Sin embargo, objetivamente, el balance final del Correísmo (nombre propio de la mal llamada “revolución ciudadana”), no se ajustará a esa imagen. Queda pendiente un análisis riguroso de lo positivo (que debería haber) y lo negativo de esta larga y costosa (en todos las dimensiones, no solo económica) experiencia. Por ahora, a manera de ilustración, baste con decir que la tan encomiada obra pública merece serios reparos, en relación con su utilidad (hay vías y aeropuertos con bajísima utilización, hospitales mal equipados y carentes de personal médico y paramédico, escuelas inadecuadas, etc.) y, sobre todo, con la pulcritud con la que debieron elaborarse y aplicarse los presupuestos. La corrupción, aupada por decisiones y gestiones casi siempre opacas, parece haber estado presente en todas las realizaciones, desde la más pequeña a la más grande. Probablemente los estruendosos casos de Petroecuador y Odebrecht tengan tras sí una repulsiva cola ¡Por algo hay tanto nerviosismo en el palacio de Carondelet!
Pasarán muchos años y aflicciones, antes de que se puedan remediar los daños y laceraciones causados al ejercicio de libertades y derechos, así como a la dignidad y estima de muchos ciudadanos, por obra y gracia de un primer mandatario (de ego fatuo), reacio a comportarse como tal; los resentimientos, sembrados desde arriba, que han dividido a los ecuatorianos; los deterioros de su institucionalidad democrática; las fisuras infligidas a la sociedad civil organizada; las deformaciones de la justicia (¡qué males se han hecho a personas y organizaciones, con la utilización de la justicia como instrumento de retaliación política!); las aberraciones en materia de política internacional, etc. etc. El legado del correísmo, construido durante la cínicamente llamada “década ganada”, estará indeleble e inevitablemente marcado por el repudio y la frustración.
El legado del correísmo, construido durante la cínicamente llamada “década ganada”, estará indeleble e inevitablemente marcado por el repudio y la frustración.
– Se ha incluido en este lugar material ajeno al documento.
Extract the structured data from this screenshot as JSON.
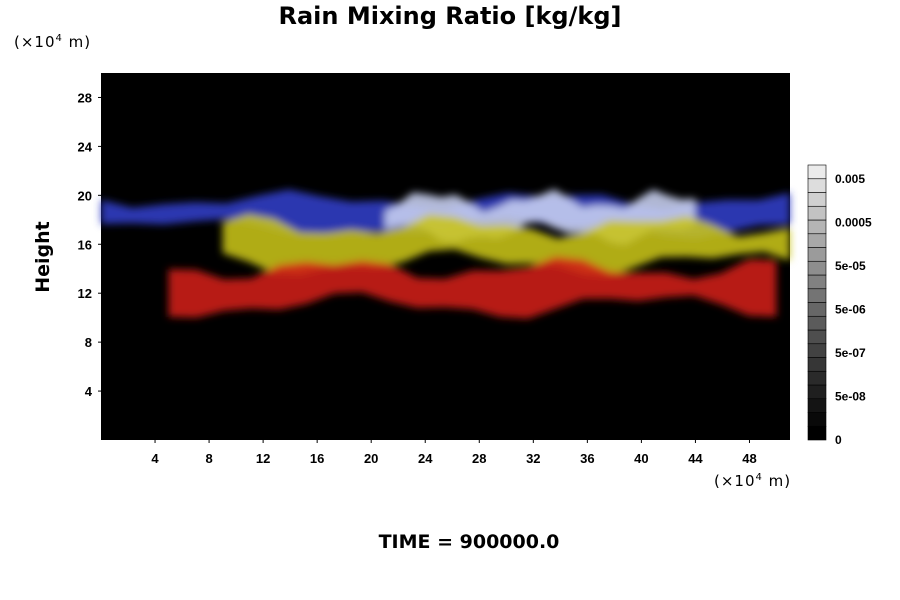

A estas alturas de la historia, una mirada a ese legado debería bastar para desechar toda posibilidad de que el correísmo se prolongue un día más allá del 24 de mayo. Lamentablemente, no será así. De ahí que, Correa y sus acólitos, aún pretendan dejar un sucesor que no solamente les cubra las espaldas sino que les permita ir por más. Pugnan por un candidato cuya supuesta bonhomía han convertido en su mejor carta de presentación, mientras ocultan rasgos y hechos que contradicen la buena imagen que tratan de vender. Un candidato que socarronamente procura no dar la cara abiertamente, que rehúye el darse a conocer, porque ello supondría ventilar sus complicidades con el régimen y sus debilidades como funcionario público y ciudadano. Chocan los manidos argumentos con los que se ha negado a debatir, los que dejan traslucir su temor a dilucidar los cuestionamientos que espera recibir. Entretanto ha demostrado que no puede y no podrá zafarse del yugo que le han impuesto.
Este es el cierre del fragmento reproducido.